Álcool lidera ranking de danos no Canadá
Um estudo nacional inédito no Canadá classificou o álcool como a substância psicoativa mais prejudicial do país. Publicado no Journal of Psychopharmacology, a pesquisa analisou 16 drogas comumente usadas.
O álcool recebeu a pontuação mais alta: 79 em uma escala de danos. Em seguida, aparecem:
- Tabaco: 45 pontos
- Opioides sem prescrição: 33 pontos
- Cocaína: 19 pontos
- Metanfetamina: 19 pontos
- Cannabis: 15 pontos
O trabalho foi liderado por especialistas do Centro de Vícios e Saúde Mental. É o primeiro do tipo no país a usar análise de decisão multicritério, que considera múltiplas formas de prejuízo.
Metodologia da pesquisa
Um painel de 20 especialistas pontuou as substâncias em uma escala de 0 a 100 para cada tipo de dano. As descobertas são consistentes com estudos realizados em outras jurisdições.
A pesquisa avalia as drogas em 16 tipos diferentes de danos, incluindo:
- Prejuízos físicos e mentais
- Danos à saúde, morte e dependência
- Adversidades familiares e sociais
- Custo econômico geral
Essa abordagem abrangente permite uma visão mais completa do impacto das substâncias na sociedade.
Dominância em múltiplas categorias de dano
O álcool ficou em primeiro lugar em nove das 16 categorias analisadas. Entre elas, estão:
- Danos relacionados à saúde física
- Abstinência
- Comprometimento de curto e longo prazo do funcionamento mental
- Perda de bens materiais
- Perda de relacionamentos
- Lesões
- Adversidades familiares e sociais
- Custo econômico
Essa dominância reflete a amplitude do impacto da substância, que vai além dos efeitos no indivíduo que consome.
Danos a terceiros e custos econômicos
O estudo também considera os danos a terceiros. Uma pesquisa de 2023 do Centro Canadense sobre Uso de Substâncias e Vício descobriu que o álcool custa à economia canadense cerca de 19,7 bilhões de dólares anualmente.
Esse valor representa aproximadamente 40% do total dos custos causados pelo uso de substâncias. O dado ilustra como as consequências se estendem para toda a sociedade.
JF Crépault, um dos envolvidos na discussão, afirmou: “Nossos departamentos de emergência frequentemente funcionam quase como um centro de triagem para pessoas que estão lá porque estão intoxicadas por álcool”.
Desconexão entre riscos e regulamentação
As descobertas revelam uma desconexão entre os riscos inerentes do álcool e a forma como ele é regulamentado no Canadá.
Dr. Tim Naimi destacou essa questão ao comentar: “Em Ontário, nós simplesmente normalizamos o álcool estar em absolutamente todo tipo de loja que vende produtos alimentícios ou bebidas embaladas”.
Essa ampla acessibilidade contrasta com a gravidade dos danos identificados pela pesquisa.
Consumo cultural versus regulamentação
JF Crépault acrescentou: “As pessoas têm apreciado o álcool por milênios e ninguém está dizendo que isso precisa parar. Ao mesmo tempo, há consequências reais para a forma como você regula ou não regula o álcool”.
Essa fala ressalta o equilíbrio necessário entre o consumo culturalmente enraizado e a necessidade de políticas que mitiguem os danos.

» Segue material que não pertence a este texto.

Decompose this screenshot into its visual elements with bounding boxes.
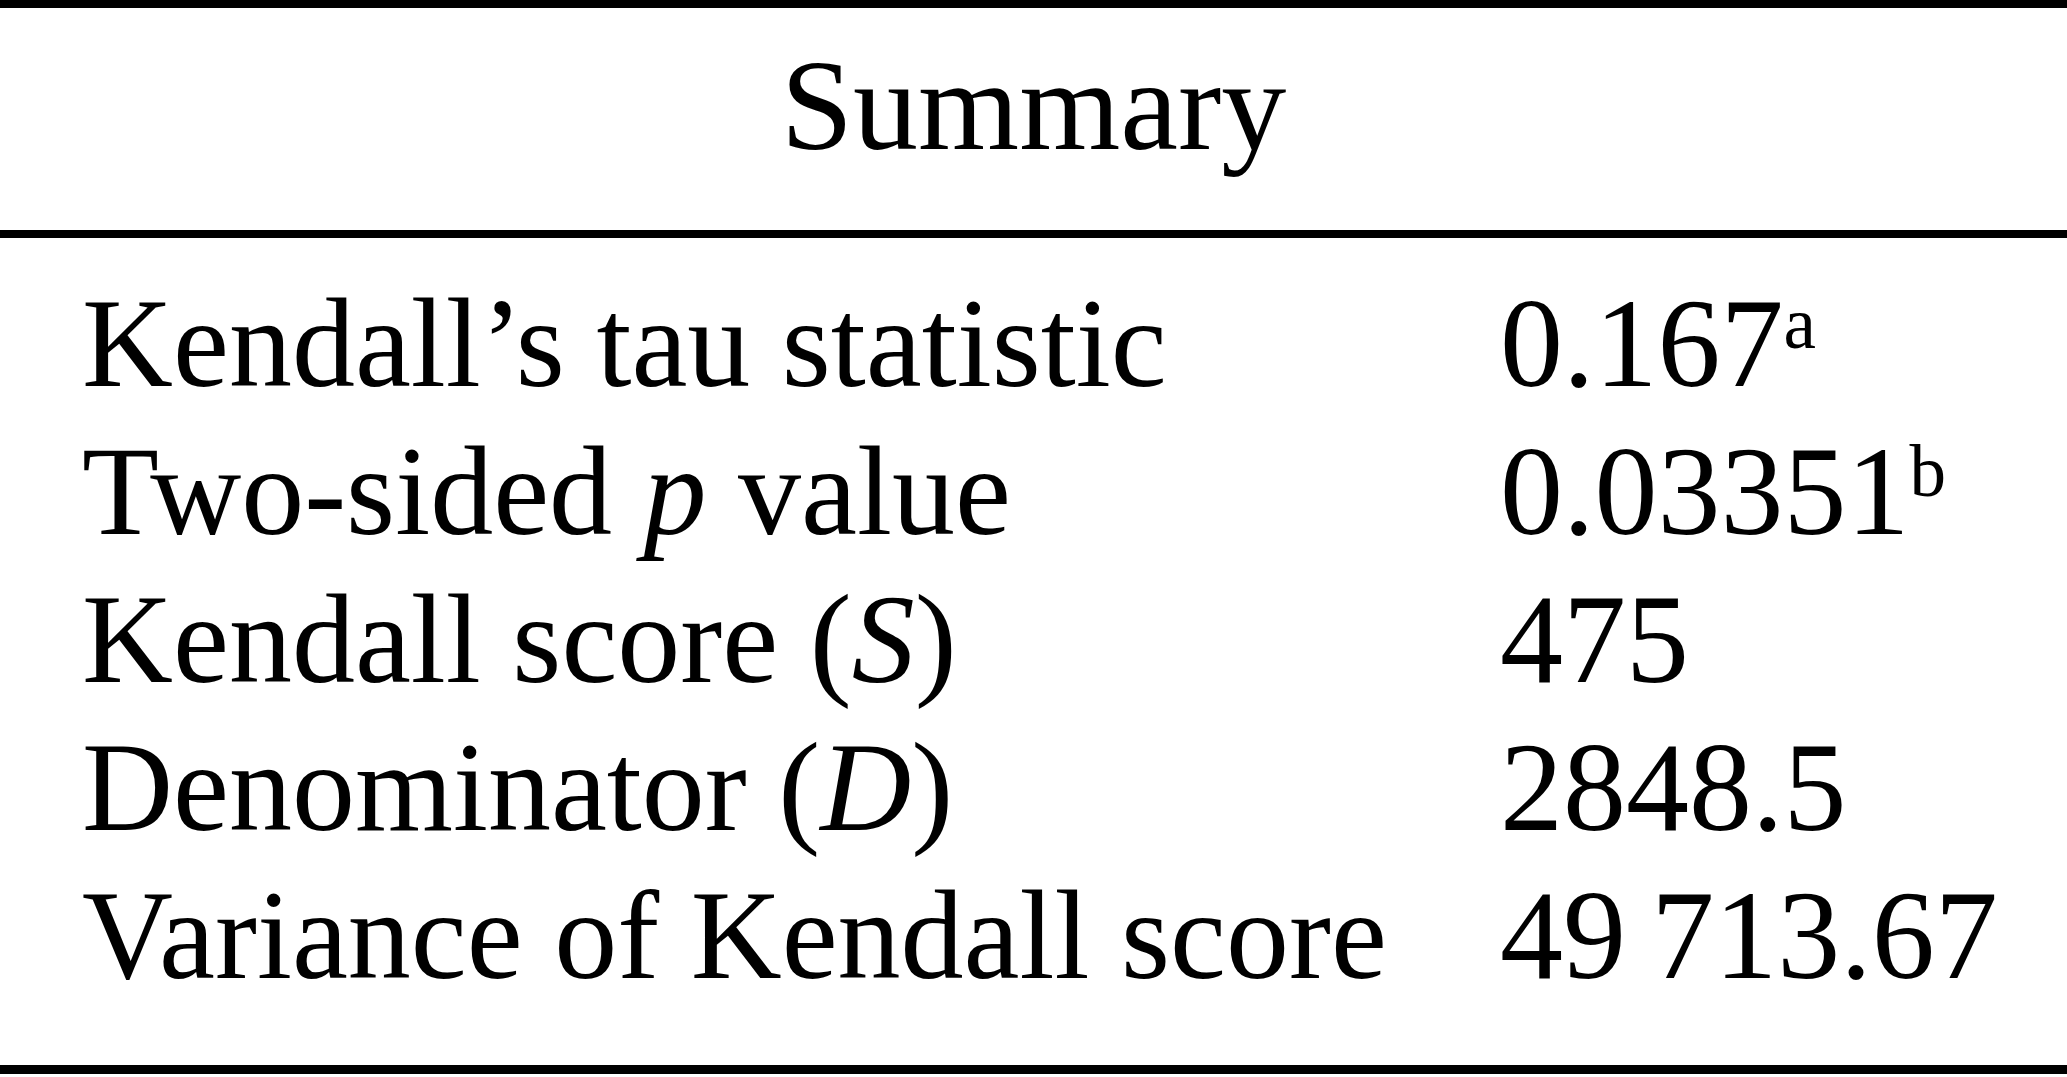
row-value: 0.167a — [1500, 270, 1816, 418]
table-body: Kendall’s tau statistic 0.167a Two-sided… — [82, 270, 2067, 1010]
row-label-text: Two-sided — [82, 422, 644, 561]
row-kendalls-tau-statistic: Kendall’s tau statistic 0.167a — [82, 270, 2067, 418]
row-label-text: Variance of Kendall score — [82, 866, 1387, 1005]
row-value-number: 49 713.67 — [1500, 866, 1998, 1005]
row-label-italic: D — [820, 718, 911, 857]
row-value: 2848.5 — [1500, 714, 1847, 862]
row-label-text: ) — [915, 570, 957, 709]
row-label: Kendall score (S) — [82, 566, 957, 714]
summary-table: Summary Kendall’s tau statistic 0.167a T… — [0, 0, 2067, 1077]
row-label-text: Denominator ( — [82, 718, 820, 857]
row-variance-of-kendall-score: Variance of Kendall score 49 713.67 — [82, 862, 2067, 1010]
header-divider-rule — [0, 230, 2067, 238]
row-label: Variance of Kendall score — [82, 862, 1387, 1010]
row-label-italic: p — [644, 422, 707, 561]
row-value-number: 475 — [1500, 570, 1689, 709]
row-label: Denominator (D) — [82, 714, 953, 862]
row-kendall-score: Kendall score (S) 475 — [82, 566, 2067, 714]
row-label-text: Kendall score ( — [82, 570, 852, 709]
row-value: 49 713.67 — [1500, 862, 1998, 1010]
row-value: 475 — [1500, 566, 1689, 714]
row-value-number: 0.03351 — [1500, 422, 1910, 561]
row-value-number: 2848.5 — [1500, 718, 1847, 857]
row-label-text: value — [707, 422, 1011, 561]
row-label-italic: S — [852, 570, 915, 709]
row-denominator: Denominator (D) 2848.5 — [82, 714, 2067, 862]
row-value: 0.03351b — [1500, 418, 1946, 566]
row-two-sided-p-value: Two-sided p value 0.03351b — [82, 418, 2067, 566]
row-label-text: Kendall’s tau statistic — [82, 274, 1167, 413]
top-rule — [0, 0, 2067, 8]
row-label: Kendall’s tau statistic — [82, 270, 1167, 418]
bottom-rule — [0, 1065, 2067, 1074]
row-label: Two-sided p value — [82, 418, 1011, 566]
table-title: Summary — [0, 40, 2067, 170]
footnote-marker-a: a — [1784, 283, 1816, 364]
row-label-text: ) — [911, 718, 953, 857]
footnote-marker-b: b — [1910, 431, 1947, 512]
row-value-number: 0.167 — [1500, 274, 1784, 413]
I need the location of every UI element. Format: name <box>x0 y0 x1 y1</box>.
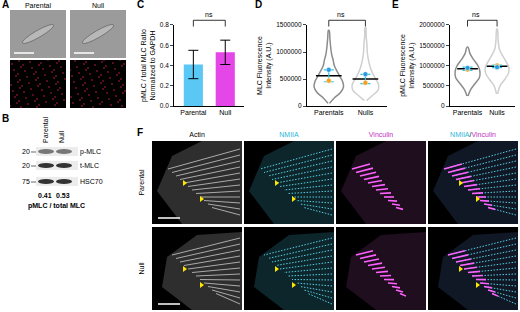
html-text:A: A <box>2 0 10 10</box>
html-text:D: D <box>255 0 263 10</box>
html-text:p-MLC: p-MLC <box>80 148 101 155</box>
html-text:0.41: 0.41 <box>38 192 52 199</box>
svg-text:ns: ns <box>205 11 213 18</box>
html-text:E: E <box>392 0 399 10</box>
svg-text:ns: ns <box>472 11 480 18</box>
html-text:20: 20 <box>22 148 30 155</box>
svg-text:0.2: 0.2 <box>160 82 169 89</box>
svg-text:Nulls: Nulls <box>489 109 505 116</box>
html-text:75: 75 <box>22 178 30 185</box>
html-text:NMIIA: NMIIA <box>279 131 299 138</box>
html-text:HSC70: HSC70 <box>80 178 103 185</box>
html-text:Actin: Actin <box>189 131 205 138</box>
svg-text:1500000: 1500000 <box>276 21 302 28</box>
svg-text:pMLC / total MLC RatioNormaliz: pMLC / total MLC RatioNormalized to GAPD… <box>140 29 156 102</box>
svg-text:2000000: 2000000 <box>419 21 445 28</box>
svg-text:0.4: 0.4 <box>160 62 169 69</box>
html-text:Parental: Parental <box>25 2 51 9</box>
svg-text:Parentals: Parentals <box>453 109 483 116</box>
svg-text:pMLC FluorescenceIntensity (A.: pMLC FluorescenceIntensity (A.U.) <box>399 34 416 97</box>
html-text:Parental: Parental <box>138 169 145 196</box>
html-text:20: 20 <box>22 162 30 169</box>
html-text:Parental: Parental <box>42 116 49 143</box>
svg-text:0: 0 <box>298 102 302 109</box>
html-text:Vinculin: Vinculin <box>368 131 394 138</box>
svg-text:0: 0 <box>441 102 445 109</box>
svg-text:0.0: 0.0 <box>160 102 169 109</box>
html-text:C: C <box>137 0 145 10</box>
svg-text:Nulls: Nulls <box>358 109 374 116</box>
svg-text:500000: 500000 <box>280 75 302 82</box>
svg-text:1500000: 1500000 <box>419 42 445 49</box>
html-text:NMIIA / Vinculin: NMIIA / Vinculin <box>450 131 496 138</box>
svg-text:0.6: 0.6 <box>160 42 169 49</box>
html-text:B: B <box>2 113 10 124</box>
svg-text:Parental: Parental <box>180 109 207 116</box>
html-text:0.53: 0.53 <box>56 192 70 199</box>
svg-text:1000000: 1000000 <box>419 62 445 69</box>
html-text:Null: Null <box>138 262 145 275</box>
svg-text:500000: 500000 <box>423 82 445 89</box>
html-text:Null: Null <box>92 2 104 9</box>
svg-text:ns: ns <box>337 11 345 18</box>
html-text:pMLC / total MLC: pMLC / total MLC <box>28 202 86 209</box>
svg-text:1000000: 1000000 <box>276 48 302 55</box>
svg-text:0.8: 0.8 <box>160 21 169 28</box>
html-text:Null: Null <box>58 130 65 143</box>
svg-text:MLC FluorescenceIntensity (A.U: MLC FluorescenceIntensity (A.U.) <box>256 36 273 95</box>
svg-text:Null: Null <box>219 109 232 116</box>
html-text:t-MLC: t-MLC <box>80 162 100 169</box>
html-text:F: F <box>137 127 144 138</box>
svg-text:Parentals: Parentals <box>314 109 344 116</box>
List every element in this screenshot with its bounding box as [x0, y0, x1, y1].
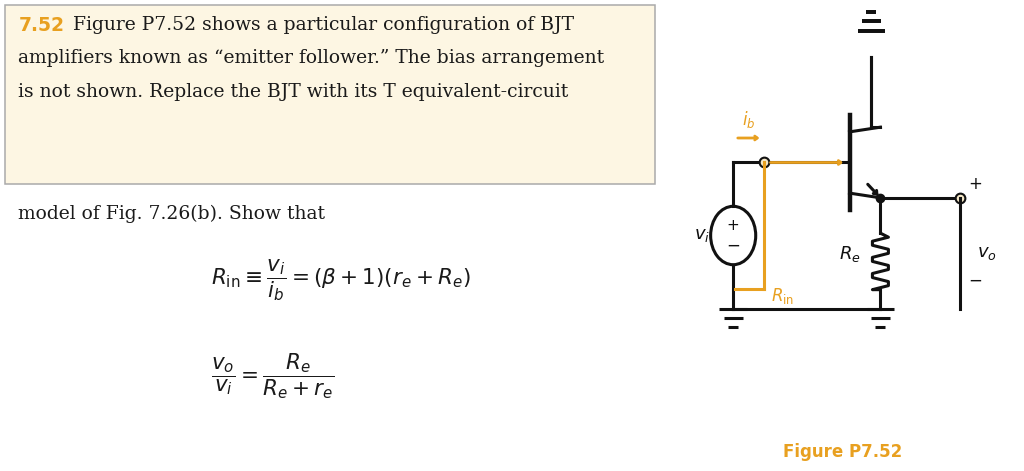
- Text: is not shown. Replace the BJT with its T equivalent-circuit: is not shown. Replace the BJT with its T…: [18, 83, 568, 101]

O álcool foi apontado como a droga mais prejudicial não apenas pelos danos que causa ao corpo, mas também por quão acessível e prevalente ele é.
Impacto de outras substâncias psicoativas
Algumas drogas no estudo, como cocaína e metanfetamina, “superam seu peso” em sua pontuação geral de dano. Isso significa que causam um impacto desproporcionalmente alto por usuário.
Em contraste, o álcool, devido à sua ampla prevalência, acumula danos em grande escala.
Abordagem holística para políticas públicas
A pesquisa avalia as drogas com base em critérios que vão desde danos à saúde até custos econômicos. O método de análise multicritério permite uma comparação mais justa entre substâncias com perfis de uso distintos.
Essa abordagem ajuda a informar políticas públicas que possam abordar tanto os danos generalizados quanto os localizados.
Em resumo, o estudo fornece evidências robustas para repensar a regulamentação do álcool no Canadá. As descobertas servem como um alerta para a sociedade e os formuladores de políticas.